Running head: Stigma Surrounding mental illness 1

Stigma Surrounding Mental Illness

Blake W. Dean

Dalton State College

Page 2: Stigmatic Mental Illness

Stigma Surrounding mental illness 2

Stigma Surrounding Mental Illness

Mental illness is an issue surrounded with stigmatic behaviors and attitudes. Whether

promoted through media, entertainment or personal prejudices, these stigmas greatly impact

those suffering with mental illness by adding to the already present symptoms. To reduce

stigmatic behaviors, it is important to understand what stigmas exist and try to identify them in

the context of the individual’s life. There are two different kinds of stigma, self and societal.

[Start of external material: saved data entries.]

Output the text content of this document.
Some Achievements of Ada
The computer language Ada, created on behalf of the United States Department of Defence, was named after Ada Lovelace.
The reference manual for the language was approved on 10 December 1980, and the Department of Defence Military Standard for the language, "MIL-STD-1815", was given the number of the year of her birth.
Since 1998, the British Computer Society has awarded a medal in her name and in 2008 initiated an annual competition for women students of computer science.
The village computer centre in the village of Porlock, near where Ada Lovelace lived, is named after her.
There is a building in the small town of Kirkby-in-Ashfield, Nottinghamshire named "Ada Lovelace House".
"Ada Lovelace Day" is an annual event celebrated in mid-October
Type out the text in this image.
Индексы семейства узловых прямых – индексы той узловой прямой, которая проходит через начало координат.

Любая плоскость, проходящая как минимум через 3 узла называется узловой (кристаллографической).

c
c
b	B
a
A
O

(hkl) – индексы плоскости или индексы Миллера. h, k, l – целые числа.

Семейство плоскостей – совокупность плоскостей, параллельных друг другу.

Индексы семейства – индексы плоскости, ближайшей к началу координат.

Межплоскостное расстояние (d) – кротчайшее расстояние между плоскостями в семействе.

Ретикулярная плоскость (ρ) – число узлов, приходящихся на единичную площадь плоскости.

Both of these types of stigma have similar effects on the self-esteem and self-image of a mentally

ill person. Sometimes these stigmatic perceptions of mental illness have no factual base but

simply exist because of what is shown through popular culture. Being educated in what is true

and what is false about mental illness is the key to identifying stigma and how to reduce it.

Impact of Stigma on the Mentally Ill

Often times when popular culture, the media or individuals make degrading comments or

add to the negative opinion and uniformed view of the mentally ill, the people suffering because

of them are left out of the equation. The impact that stigma has on the mentally is sometimes

insurmountable. As Patrick Corrigan (2002) says, the impact is “twofold”. Public and self

stigma both play dramatic roles in the lives of people suffering from mental illness. Corrigan

defines public stigma as “the reaction that the general population has to people with mental

illness. He defines self-stigma as, “the prejudice which people with mental illness turn against

themselves” (“Understanding the impact”, para. 2). Adding to the already present symptoms

and struggles of their illness with insecurity and prejudices only has negative consequences for

the person with the illness.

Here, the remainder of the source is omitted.